Hackers Sell Access to Binance Customer Information for $10,000

A hacker is peddling access to Binance’s law enforcement request software for $10,000 following an apparent breach of law enforcement cybersecurity. They sell the software for $10,000 in Bitcoin or Monero on Breach Forums.

It appears the hacker gained access through compromised email credentials of police officers in Uganda, the Philippines, and Taiwan. Although Binance itself has not been compromised, the hack highlights must fix cybersecurity to protect the information they are given.

Binance Software Hacked at Law Enforcement

Researchers at Hudson Rock, a cybercrime intelligence company, found that malware that infected computers compromised browser credentials. Infected computers belonged to law enforcement from the Taiwan Criminal Investigation Bureau, the Uganda Police Force, and the Anti-Cybercrime Group of the Philippine National Police. The stolen credentials seem to have enabled access to Binance’s law enforcement portal on kodexglobal.com.

The hacker confirmed on Breach Forums that the compromised tool can access emails, phone numbers, transaction IDs, and wallets. However, the attack does not represent a breach of Binance itself.

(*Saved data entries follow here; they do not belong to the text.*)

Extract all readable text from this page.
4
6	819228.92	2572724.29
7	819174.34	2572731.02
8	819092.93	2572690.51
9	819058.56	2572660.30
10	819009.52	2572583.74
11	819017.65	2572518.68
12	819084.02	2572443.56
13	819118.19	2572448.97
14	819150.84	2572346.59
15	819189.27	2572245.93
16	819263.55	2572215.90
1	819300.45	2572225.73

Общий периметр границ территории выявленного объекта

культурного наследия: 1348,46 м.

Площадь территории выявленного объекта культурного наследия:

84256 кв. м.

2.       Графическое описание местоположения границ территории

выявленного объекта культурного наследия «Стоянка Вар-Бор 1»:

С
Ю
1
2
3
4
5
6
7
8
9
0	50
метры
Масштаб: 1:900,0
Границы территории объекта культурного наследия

Binance Settles $2.7 Billion Fine

The attack comes as a US court asks Binance to pay a $2.7 billion fine to settle money laundering charges. Binance must pay $1.35 billion of illegal transaction fees and a penalty similar to that of the US Commodity Futures Trading Commission.

The exchange didn’t report more than 100,000 suspicious transactions involving US-designated terrorist groups. Its former CEO, Changpeng Zhao, must pay $150 million.

The recent attack reveals how exchanges must view security as a continuum that extends to third-party vendors, especially when laws demand they comply with know-your-customer and anti-money laundering laws. The storage of credentials creates a single point of failure that can allow people to lose crypto assets or pseudonymity in blockchain transactions.